Who are the people on-board the ISS and how do they live up there? The ISS supports a full-time crew of up to six people. These people are scientists and astronauts. You might wonder how the people up there move around, eat food, and sleep?

Once a person is inside the International Space Station, they can float around without needing a space suit. The only time an astronaut would need a spacesuit is if they are doing a spacewalk, which means they are going to go outside the space station to work on something.

As for oxygen, there are life support systems on the ISS which provide oxygen and remove carbon dioxide so astronauts can do their job onboard and breath normally. Much of this oxygen comes from a process where the electricity from the ISS solar panels is used to split water into hydrogen and oxygen gas. Very cool!
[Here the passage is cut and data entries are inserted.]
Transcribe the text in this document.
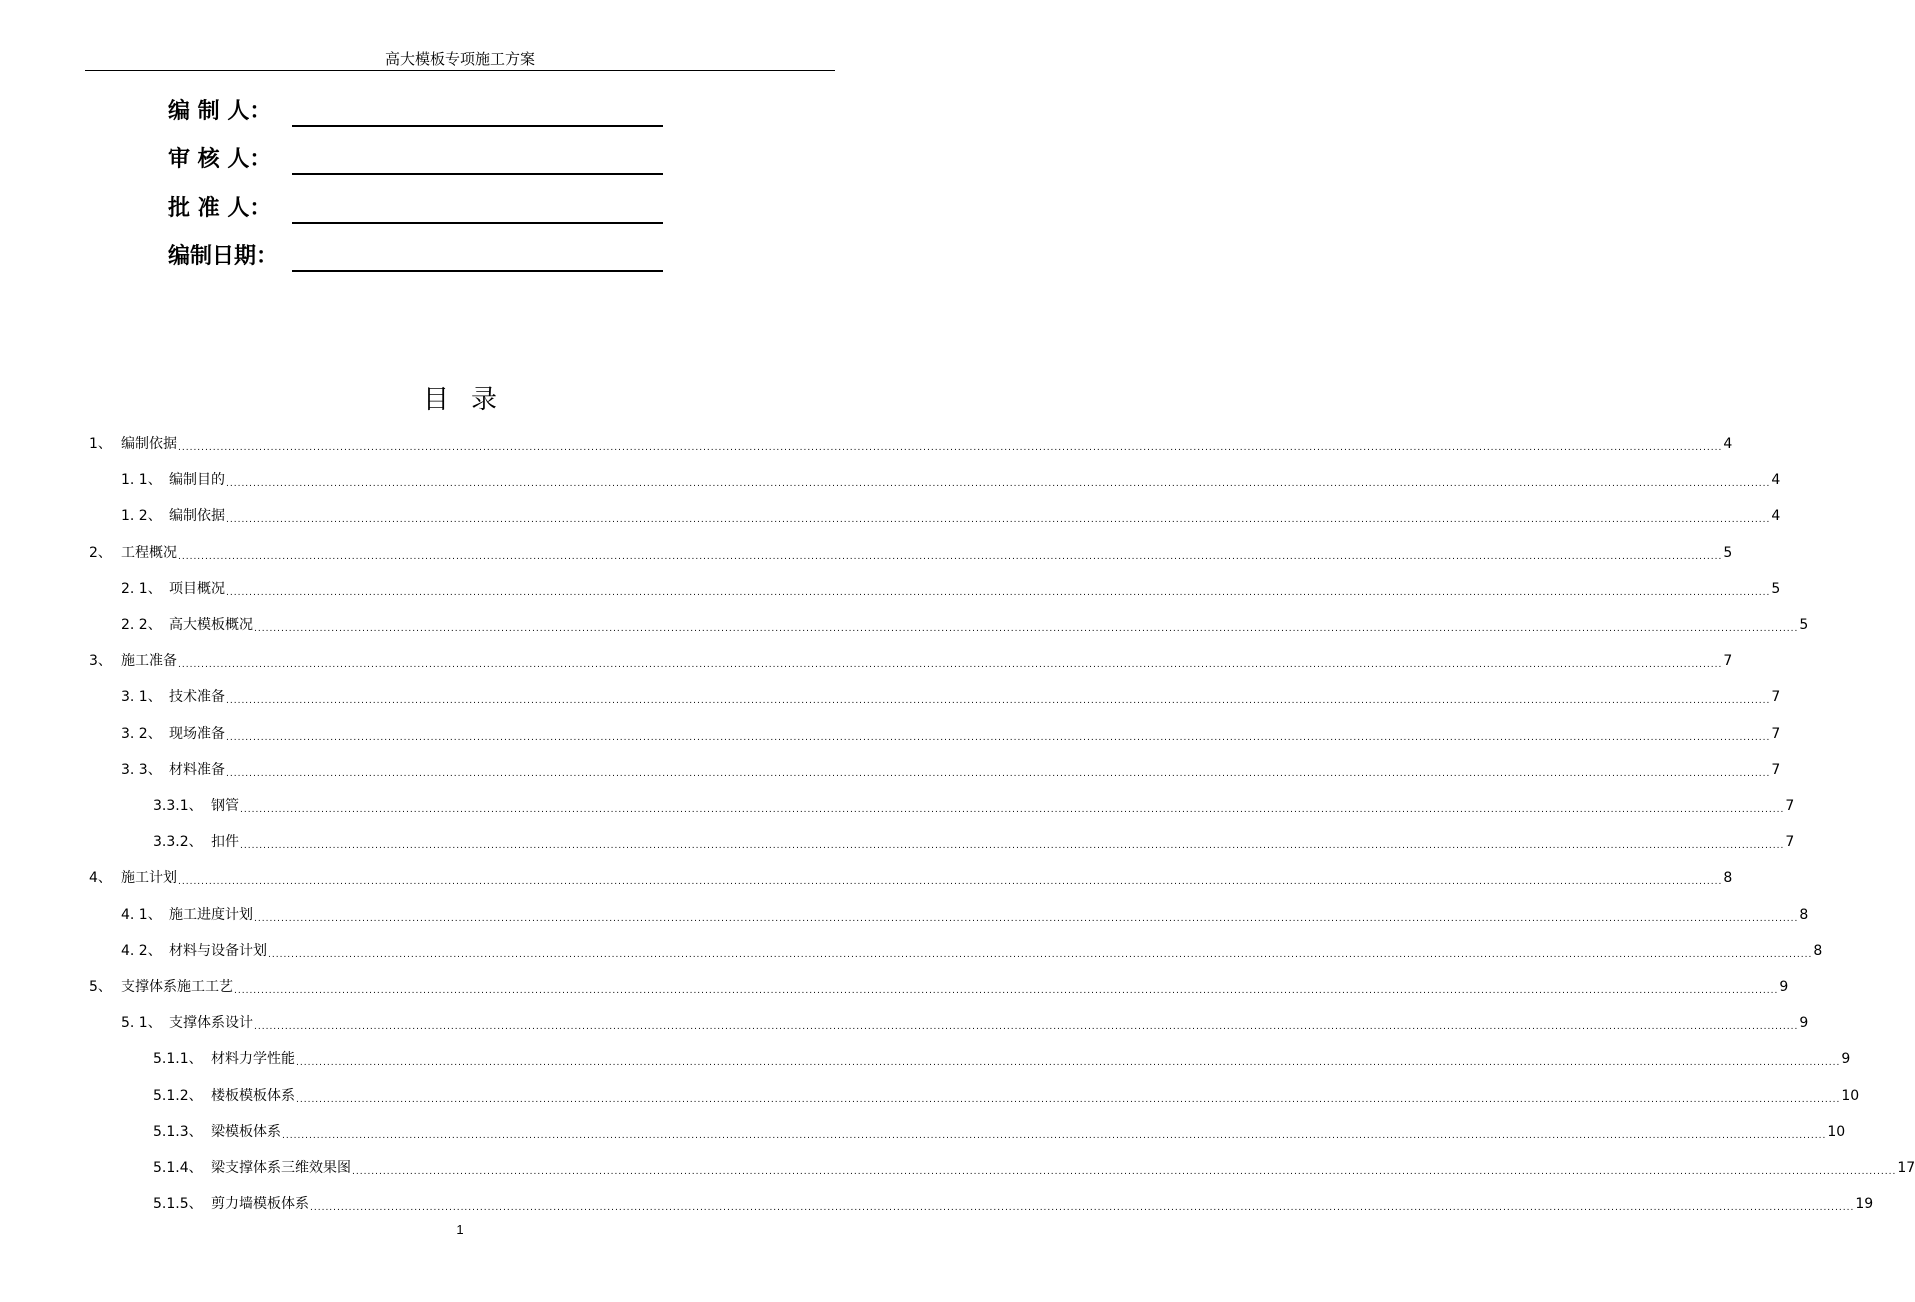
高大模板专项施工方案
编 制 人：
审 核 人：
批 准 人：
编制日期：
目录
1、 编制依据 ................................................................................................................................................................................................................................................................................................................................................................................................................ 4
1. 1、 编制目的 ................................................................................................................................................................................................................................................................................................................................................................................................................ 4
1. 2、 编制依据 ................................................................................................................................................................................................................................................................................................................................................................................................................ 4
2、 工程概况 ................................................................................................................................................................................................................................................................................................................................................................................................................ 5
2. 1、 项目概况 ................................................................................................................................................................................................................................................................................................................................................................................................................ 5
2. 2、 高大模板概况 ................................................................................................................................................................................................................................................................................................................................................................................................................ 5
3、 施工准备 ................................................................................................................................................................................................................................................................................................................................................................................................................ 7
3. 1、 技术准备 ................................................................................................................................................................................................................................................................................................................................................................................................................ 7
3. 2、 现场准备 ................................................................................................................................................................................................................................................................................................................................................................................................................ 7
3. 3、 材料准备 ................................................................................................................................................................................................................................................................................................................................................................................................................ 7
3.3.1、 钢管 ................................................................................................................................................................................................................................................................................................................................................................................................................ 7
3.3.2、 扣件 ................................................................................................................................................................................................................................................................................................................................................................................................................ 7
4、 施工计划 ................................................................................................................................................................................................................................................................................................................................................................................................................ 8
4. 1、 施工进度计划 ................................................................................................................................................................................................................................................................................................................................................................................................................ 8
4. 2、 材料与设备计划 ................................................................................................................................................................................................................................................................................................................................................................................................................ 8
5、 支撑体系施工工艺 ................................................................................................................................................................................................................................................................................................................................................................................................................ 9
5. 1、 支撑体系设计 ................................................................................................................................................................................................................................................................................................................................................................................................................ 9
5.1.1、 材料力学性能 ................................................................................................................................................................................................................................................................................................................................................................................................................ 9
5.1.2、 楼板模板体系 ................................................................................................................................................................................................................................................................................................................................................................................................................ 10
5.1.3、 梁模板体系 ................................................................................................................................................................................................................................................................................................................................................................................................................ 10
5.1.4、 梁支撑体系三维效果图 ................................................................................................................................................................................................................................................................................................................................................................................................................ 17
5.1.5、 剪力墙模板体系 ................................................................................................................................................................................................................................................................................................................................................................................................................ 19
1
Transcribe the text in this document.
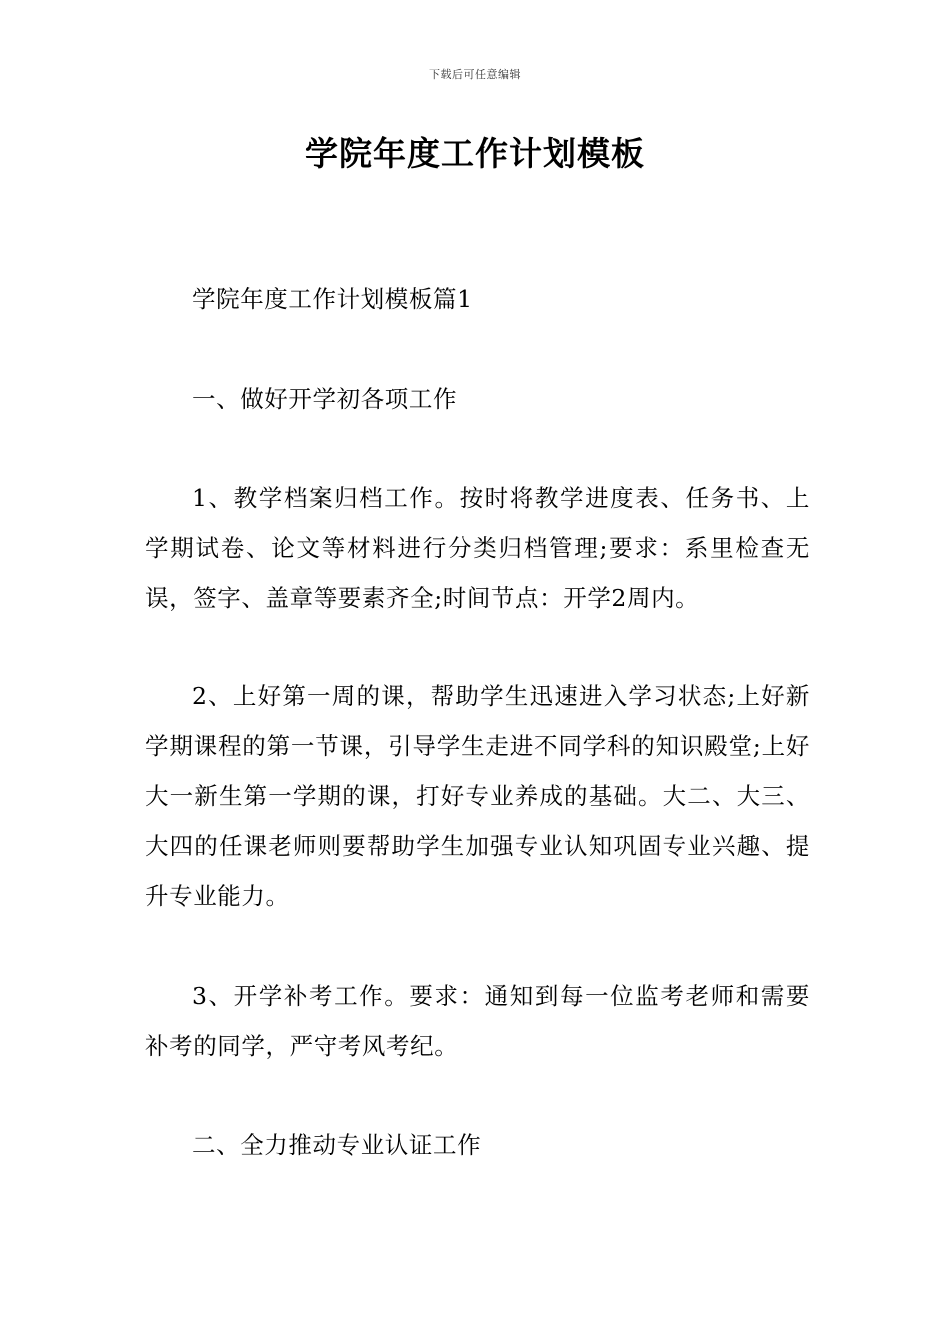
下载后可任意编辑
学院年度工作计划模板

学院年度工作计划模板篇1

一、做好开学初各项工作

1、教学档案归档工作。按时将教学进度表、任务书、上学期试卷、论文等材料进行分类归档管理;要求：系里检查无误，签字、盖章等要素齐全;时间节点：开学2周内。

2、上好第一周的课，帮助学生迅速进入学习状态;上好新学期课程的第一节课，引导学生走进不同学科的知识殿堂;上好大一新生第一学期的课，打好专业养成的基础。大二、大三、大四的任课老师则要帮助学生加强专业认知巩固专业兴趣、提升专业能力。

3、开学补考工作。要求：通知到每一位监考老师和需要补考的同学，严守考风考纪。

二、全力推动专业认证工作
Eating food in space is quite a bit different from eating food on Earth. On the ISS, meals often come in a meal tray, and the meal tray becomes a sort of dinner plate with several foods to choose from. The tray holds the foods down so they don't float away. Much of the food can be scooped up with a spoon for eating. The food and drink come in cans or dehydrated so things don't have to be refrigerated. If the food isn't strapped to the table, you can just grab it out of the floating air around you.

As for sleeping, astronauts are weightless and can sleep in any orientation. However, they have to attach themselves to a wall, seat, or bed so they don't float around and bump into something. Astronauts have many creative ways of living and working onboard the International Space Station!